Gmail, from Google, is one of the world's most popular email services and likely the first recommendation you'll hear. Because of Google's ownership of Android and popular services like YouTube, you may already have a Google Account, regardless of what you're using as your primary email provider. With Gmail, you receive most of the basic features you would expect out of an email client, as well as access to Google's own expansive feature set.
Previously called Hotmail, Outlook is another great, free email solution offered by Microsoft. Outlook is considered a close rival to Gmail in terms of feature-set and ease of use. Just like with Google's mail service, having a Microsoft account lends you access to their services, like Office Online or Xbox Live.
Yahoo Mail remains a popular, viable option in the email market, offering the same feature sets as any of the other big email clients. Yahoo also has a large amount of different services under the company's belt, including extensive news coverage and the Yahoo Answers service. If you find Yahoo's suite of services particularly appealing in comparison to Google or Microsoft's, you may be inclined to make an account with them.
Choosing Your Paid Email Service
Whether you require it for business matters, privacy, or the extra features, premium email options remain a good investment for those interested in what they offer.
Google Apps For Business
Like Gmail, but with a boosted feature-set for business users. Google Apps for Business also extends its feature set to include Google Drive and other Google Apps, which may prove useful in an office scenario. Costs between $5 to $10 per month, per user, depending on the specific plan, and the suite offers unlimited storage. If you have fewer than five users in your plan, each individual user will be subject a 1TB data cap for transfers made with their business account. If you're working in a field that requires large files being transferred regularly, this could be problematic.
Microsoft Office 365
Microsoft Office 365 is essentially just Outlook with added business-centric features. This option varies in cost between $5 and $12.50 depending on the specific package and has a 1TB data cap for each individual user. If you work in an environment where you are regularly transferring uncompressed or high-quality video or other such large files, this 1TB cap may affect you.

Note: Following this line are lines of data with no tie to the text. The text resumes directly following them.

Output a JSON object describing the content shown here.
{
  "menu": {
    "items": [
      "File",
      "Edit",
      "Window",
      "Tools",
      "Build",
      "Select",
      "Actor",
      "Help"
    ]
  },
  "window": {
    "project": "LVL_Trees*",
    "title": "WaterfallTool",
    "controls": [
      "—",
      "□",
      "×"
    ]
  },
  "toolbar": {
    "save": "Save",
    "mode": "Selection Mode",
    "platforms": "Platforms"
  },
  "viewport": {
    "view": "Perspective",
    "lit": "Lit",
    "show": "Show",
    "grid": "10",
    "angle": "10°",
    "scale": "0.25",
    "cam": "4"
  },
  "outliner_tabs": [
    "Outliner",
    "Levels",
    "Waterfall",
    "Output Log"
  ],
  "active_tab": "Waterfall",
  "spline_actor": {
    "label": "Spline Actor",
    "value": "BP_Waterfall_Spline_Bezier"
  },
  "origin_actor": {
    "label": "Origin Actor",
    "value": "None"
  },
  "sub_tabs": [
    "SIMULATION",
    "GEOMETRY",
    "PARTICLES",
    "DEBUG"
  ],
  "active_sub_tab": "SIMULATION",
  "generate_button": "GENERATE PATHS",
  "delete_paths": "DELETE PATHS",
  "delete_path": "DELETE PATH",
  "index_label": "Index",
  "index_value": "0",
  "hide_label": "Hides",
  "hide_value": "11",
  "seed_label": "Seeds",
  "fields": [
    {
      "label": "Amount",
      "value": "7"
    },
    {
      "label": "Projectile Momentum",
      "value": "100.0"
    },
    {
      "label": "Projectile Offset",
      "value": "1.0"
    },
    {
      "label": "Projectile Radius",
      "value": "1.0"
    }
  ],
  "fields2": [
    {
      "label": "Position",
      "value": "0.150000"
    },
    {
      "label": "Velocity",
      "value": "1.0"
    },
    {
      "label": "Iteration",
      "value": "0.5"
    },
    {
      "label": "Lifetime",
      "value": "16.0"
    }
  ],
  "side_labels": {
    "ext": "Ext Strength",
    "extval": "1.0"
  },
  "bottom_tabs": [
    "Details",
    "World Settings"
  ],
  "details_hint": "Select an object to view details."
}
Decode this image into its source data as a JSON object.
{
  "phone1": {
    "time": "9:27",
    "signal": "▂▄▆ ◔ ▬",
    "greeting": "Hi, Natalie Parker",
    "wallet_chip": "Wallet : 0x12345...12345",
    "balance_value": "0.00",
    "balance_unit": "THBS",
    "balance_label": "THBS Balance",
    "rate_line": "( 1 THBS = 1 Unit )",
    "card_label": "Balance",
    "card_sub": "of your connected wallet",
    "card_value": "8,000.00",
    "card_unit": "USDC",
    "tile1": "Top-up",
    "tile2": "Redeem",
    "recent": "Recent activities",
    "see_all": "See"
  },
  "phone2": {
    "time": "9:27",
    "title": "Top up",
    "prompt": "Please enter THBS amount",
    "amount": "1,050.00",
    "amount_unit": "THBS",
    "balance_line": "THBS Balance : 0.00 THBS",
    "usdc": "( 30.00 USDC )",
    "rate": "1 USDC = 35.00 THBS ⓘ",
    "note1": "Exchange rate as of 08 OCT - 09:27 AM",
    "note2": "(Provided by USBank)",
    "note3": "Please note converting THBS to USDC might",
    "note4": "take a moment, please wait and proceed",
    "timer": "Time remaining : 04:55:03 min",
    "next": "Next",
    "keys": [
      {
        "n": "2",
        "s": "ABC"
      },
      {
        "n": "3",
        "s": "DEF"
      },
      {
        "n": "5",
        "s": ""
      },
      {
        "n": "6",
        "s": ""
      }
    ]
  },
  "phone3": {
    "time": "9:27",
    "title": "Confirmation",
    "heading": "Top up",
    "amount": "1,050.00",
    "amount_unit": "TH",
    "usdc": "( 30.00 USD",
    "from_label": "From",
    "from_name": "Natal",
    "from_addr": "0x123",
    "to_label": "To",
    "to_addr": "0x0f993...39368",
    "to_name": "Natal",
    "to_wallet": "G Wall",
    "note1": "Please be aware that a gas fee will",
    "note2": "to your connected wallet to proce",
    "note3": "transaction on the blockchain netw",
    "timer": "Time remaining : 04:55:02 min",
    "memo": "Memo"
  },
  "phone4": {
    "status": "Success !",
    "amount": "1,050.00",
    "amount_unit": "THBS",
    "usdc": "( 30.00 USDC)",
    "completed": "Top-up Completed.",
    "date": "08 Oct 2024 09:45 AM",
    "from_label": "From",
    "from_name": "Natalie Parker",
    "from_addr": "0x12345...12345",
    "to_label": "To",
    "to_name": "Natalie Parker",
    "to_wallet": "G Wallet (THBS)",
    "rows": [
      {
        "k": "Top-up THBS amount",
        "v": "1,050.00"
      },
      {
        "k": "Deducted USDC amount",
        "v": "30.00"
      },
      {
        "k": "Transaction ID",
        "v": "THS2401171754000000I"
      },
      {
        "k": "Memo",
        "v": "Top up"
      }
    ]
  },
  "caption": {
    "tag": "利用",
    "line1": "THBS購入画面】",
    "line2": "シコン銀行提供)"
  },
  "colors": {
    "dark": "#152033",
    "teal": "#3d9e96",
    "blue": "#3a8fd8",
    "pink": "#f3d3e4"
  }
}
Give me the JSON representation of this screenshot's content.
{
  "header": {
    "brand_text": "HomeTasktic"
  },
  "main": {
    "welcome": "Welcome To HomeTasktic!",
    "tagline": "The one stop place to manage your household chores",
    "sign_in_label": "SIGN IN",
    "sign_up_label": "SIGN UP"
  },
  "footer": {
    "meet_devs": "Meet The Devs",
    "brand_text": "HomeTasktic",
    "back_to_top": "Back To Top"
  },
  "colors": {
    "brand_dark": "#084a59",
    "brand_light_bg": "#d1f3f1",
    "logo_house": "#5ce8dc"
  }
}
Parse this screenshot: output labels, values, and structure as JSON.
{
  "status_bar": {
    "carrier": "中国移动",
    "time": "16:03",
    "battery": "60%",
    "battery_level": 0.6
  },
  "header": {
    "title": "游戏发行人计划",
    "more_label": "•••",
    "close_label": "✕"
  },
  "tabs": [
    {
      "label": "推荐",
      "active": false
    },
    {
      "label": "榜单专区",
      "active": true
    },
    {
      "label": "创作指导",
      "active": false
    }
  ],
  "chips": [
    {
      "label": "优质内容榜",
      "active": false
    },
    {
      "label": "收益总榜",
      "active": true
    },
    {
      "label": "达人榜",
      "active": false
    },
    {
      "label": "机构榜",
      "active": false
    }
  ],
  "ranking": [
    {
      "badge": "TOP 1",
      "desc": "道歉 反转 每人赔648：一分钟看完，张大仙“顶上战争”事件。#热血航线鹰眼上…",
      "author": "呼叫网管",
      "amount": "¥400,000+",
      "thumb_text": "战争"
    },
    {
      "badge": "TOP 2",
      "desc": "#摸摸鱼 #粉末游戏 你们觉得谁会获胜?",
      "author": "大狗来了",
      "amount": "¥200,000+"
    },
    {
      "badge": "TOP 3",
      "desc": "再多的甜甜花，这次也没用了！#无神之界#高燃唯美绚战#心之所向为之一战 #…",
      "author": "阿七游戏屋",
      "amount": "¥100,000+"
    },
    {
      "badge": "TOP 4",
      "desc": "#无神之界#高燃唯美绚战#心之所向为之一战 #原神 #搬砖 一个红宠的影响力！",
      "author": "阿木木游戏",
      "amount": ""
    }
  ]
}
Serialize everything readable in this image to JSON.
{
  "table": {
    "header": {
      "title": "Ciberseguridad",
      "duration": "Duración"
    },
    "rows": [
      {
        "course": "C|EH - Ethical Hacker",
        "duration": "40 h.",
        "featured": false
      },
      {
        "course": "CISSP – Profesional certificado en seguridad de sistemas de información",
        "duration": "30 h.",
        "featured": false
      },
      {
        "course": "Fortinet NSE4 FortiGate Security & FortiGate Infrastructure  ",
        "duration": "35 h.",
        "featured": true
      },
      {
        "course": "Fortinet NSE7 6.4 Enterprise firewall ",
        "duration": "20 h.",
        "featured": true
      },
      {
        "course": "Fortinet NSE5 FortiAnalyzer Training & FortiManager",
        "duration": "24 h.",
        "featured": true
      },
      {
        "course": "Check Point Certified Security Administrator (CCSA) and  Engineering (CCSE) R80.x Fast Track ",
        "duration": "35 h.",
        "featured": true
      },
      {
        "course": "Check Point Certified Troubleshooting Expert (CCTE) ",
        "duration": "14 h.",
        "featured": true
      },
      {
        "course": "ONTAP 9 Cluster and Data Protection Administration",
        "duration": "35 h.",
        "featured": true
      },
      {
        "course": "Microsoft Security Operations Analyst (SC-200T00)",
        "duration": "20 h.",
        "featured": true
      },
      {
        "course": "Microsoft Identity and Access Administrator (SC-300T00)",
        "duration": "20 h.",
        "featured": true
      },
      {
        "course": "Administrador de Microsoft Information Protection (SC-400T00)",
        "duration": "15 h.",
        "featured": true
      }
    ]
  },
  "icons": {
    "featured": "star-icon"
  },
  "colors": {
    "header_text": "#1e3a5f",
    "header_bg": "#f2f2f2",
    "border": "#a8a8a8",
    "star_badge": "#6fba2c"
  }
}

Worried about the NSA or people snooping into your email? Countermail offers some of the best in private email, as well as compatibility with custom domain names. Countermail offers a full year of service for $60, with an added one-time fee of $10 if you wish to use your own custom domain name in your email address.
Creating Your Account
Step 1: Filling Out Information
The first part of creating an account on any email service is to fill out the appropriate information on the sign-up page. This data generally includes your name, date of birth, phone number and preferred email address and password. Some services, like Google, may require you to verify your sign-up with a phone call or text message.
When choosing your account name, you should consider going for something you won't mind using for years down the line and that you're okay with sharing with many people. You don't even necessarily have to use your real name for an account name at all!
People using premium email services will need to fill out payment information as well, just like with any other online order.
Step 2: Verification
If you're required to verify your information using a phone, you may be sent a text message with a security code or given a call where you have to follow an automated speaker's instructions.